At the entrance to the jewelry room, visitors can admire some impressive craftsmanship in a lavish wall display of cape clasps and belt buckles in silver or iron, with chased or cut-out decorations of shells, flowers and escutcheons. “These are reminiscent of ex-votos found in Provençal churches,” says art historian Clément Trouche, a specialist in traditional Arles costumes. “They betray the Oriental influence that developed with the maritime trade.” You will also find a series of “claviers”: hooks holding a double chain ending in two S’s. Inspired by the more aristocratic chatelaine or belt clip (the museum features one in enamel), they were attached to the skirt belt and were designed to hold scissors, small cupboard keys and sewing kits.
In Catholic Provence, all women – peasants, craftworkers and aristocrats alike – wore a cross on a silk or black velvet ribbon high up on the neck. The showcases contain a dozen of these, illustrating the wide variety of materials, forms, sizes and techniques, as though echoing the fabrics, colors and pleats of the costumes. They include a “Dévote”, a “Maintenon”, a “Capucine” (with a sliding loop in the form of a St Andrew’s cross), an articulated “Butterfly” and three “Maltese”, the most famous type. The eight-pointed cross in black and white enamel is a variant on the insignia of the Knights of Malta, who came to Arles in the 12th century.
When the fashion for wimples died out, Provençal women began wearing earrings, including the “poissardes” displayed in the museum. This colorful term (literally “fishwife”) describes the models worn by women fishmongers at the market in Marseille.
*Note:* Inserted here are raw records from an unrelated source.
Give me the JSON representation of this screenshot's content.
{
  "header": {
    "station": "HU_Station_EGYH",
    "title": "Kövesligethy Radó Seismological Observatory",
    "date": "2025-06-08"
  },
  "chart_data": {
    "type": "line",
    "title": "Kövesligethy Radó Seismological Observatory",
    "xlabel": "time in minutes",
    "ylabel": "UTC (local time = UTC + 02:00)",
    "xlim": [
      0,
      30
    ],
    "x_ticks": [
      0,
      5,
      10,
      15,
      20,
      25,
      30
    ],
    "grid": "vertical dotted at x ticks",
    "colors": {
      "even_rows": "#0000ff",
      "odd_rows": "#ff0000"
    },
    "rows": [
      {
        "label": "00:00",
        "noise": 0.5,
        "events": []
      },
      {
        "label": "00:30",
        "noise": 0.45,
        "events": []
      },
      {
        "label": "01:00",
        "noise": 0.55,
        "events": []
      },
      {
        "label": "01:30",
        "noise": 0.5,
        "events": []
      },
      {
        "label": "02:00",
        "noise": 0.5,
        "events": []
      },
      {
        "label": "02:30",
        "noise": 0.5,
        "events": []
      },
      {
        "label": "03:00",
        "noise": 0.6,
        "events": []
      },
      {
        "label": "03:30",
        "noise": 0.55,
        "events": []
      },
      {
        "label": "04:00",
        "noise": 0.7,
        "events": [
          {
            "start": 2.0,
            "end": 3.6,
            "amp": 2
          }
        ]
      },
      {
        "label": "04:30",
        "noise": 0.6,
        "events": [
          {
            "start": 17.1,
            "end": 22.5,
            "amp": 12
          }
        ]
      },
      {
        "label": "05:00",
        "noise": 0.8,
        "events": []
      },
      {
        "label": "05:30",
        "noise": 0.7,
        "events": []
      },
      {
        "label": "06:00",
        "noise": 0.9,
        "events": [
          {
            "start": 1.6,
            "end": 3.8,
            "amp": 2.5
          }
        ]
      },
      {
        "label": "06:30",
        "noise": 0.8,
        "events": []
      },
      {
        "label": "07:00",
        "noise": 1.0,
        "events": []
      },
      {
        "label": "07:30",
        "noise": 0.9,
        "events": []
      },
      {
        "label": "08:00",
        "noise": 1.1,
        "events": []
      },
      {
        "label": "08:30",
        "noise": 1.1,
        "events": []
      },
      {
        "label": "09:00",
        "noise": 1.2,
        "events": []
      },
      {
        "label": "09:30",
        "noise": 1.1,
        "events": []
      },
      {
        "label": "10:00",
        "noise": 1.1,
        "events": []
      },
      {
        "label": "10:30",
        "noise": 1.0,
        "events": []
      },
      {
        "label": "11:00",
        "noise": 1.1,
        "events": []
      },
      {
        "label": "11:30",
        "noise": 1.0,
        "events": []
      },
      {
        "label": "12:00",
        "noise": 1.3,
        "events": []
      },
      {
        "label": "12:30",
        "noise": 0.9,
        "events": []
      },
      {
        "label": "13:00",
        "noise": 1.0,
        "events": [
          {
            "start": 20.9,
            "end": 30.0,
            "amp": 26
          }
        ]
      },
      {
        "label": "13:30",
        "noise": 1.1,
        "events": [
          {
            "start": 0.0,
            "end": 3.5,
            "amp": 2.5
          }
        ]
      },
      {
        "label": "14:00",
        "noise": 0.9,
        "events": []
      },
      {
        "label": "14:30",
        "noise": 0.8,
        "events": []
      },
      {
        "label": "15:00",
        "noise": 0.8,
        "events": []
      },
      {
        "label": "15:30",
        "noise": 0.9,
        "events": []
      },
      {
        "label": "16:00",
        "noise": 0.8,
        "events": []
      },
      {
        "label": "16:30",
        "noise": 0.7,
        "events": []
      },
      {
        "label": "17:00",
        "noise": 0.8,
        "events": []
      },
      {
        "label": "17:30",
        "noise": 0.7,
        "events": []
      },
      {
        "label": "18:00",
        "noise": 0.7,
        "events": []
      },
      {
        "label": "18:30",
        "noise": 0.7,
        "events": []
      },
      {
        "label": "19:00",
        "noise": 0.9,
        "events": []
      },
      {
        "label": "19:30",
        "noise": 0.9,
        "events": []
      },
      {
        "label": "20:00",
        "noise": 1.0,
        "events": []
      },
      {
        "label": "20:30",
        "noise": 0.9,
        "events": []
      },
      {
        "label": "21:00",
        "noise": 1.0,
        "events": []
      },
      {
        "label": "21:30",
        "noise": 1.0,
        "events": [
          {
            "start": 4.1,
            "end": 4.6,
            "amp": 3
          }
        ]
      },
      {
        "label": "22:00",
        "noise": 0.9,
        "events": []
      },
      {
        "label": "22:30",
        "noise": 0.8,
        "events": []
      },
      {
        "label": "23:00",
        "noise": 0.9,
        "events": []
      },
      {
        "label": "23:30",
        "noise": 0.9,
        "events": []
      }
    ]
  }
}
An oval version of the Creole, or hoop earring, which could be extraordinarily large, they are recognizable from their frontal S-shaped crosspiece and finely-worked enamel decoration, ornamented with coral beads or diamonds, if their wearers were wealthy.
The coulas: a typically Provençal jewelry item
A descendant of the ancient torque, this extremely simple gold bangle is Provence’s most iconic piece of jewelry, found nowhere else in France – unlike the cross. Worn by all the women of Arles except the aristocracy, it was embellished with a Maltese cross (as illustrated by Antoine Raspal‘s painting L’Arlésienne aux œillets), or a medallion with incised motifs. “The Musée Provençal du Costume et du Bijou has one of only two extant coulas, the other being in the Musée Réattu d’Arles,” says Clément Trouche. Included in the marriage dowry as a cash reserve, it could be melted down if the need arose.
2, rue Jean Ossola 06130 Grasse – Free entry, open daily from 10 am to 6 pm.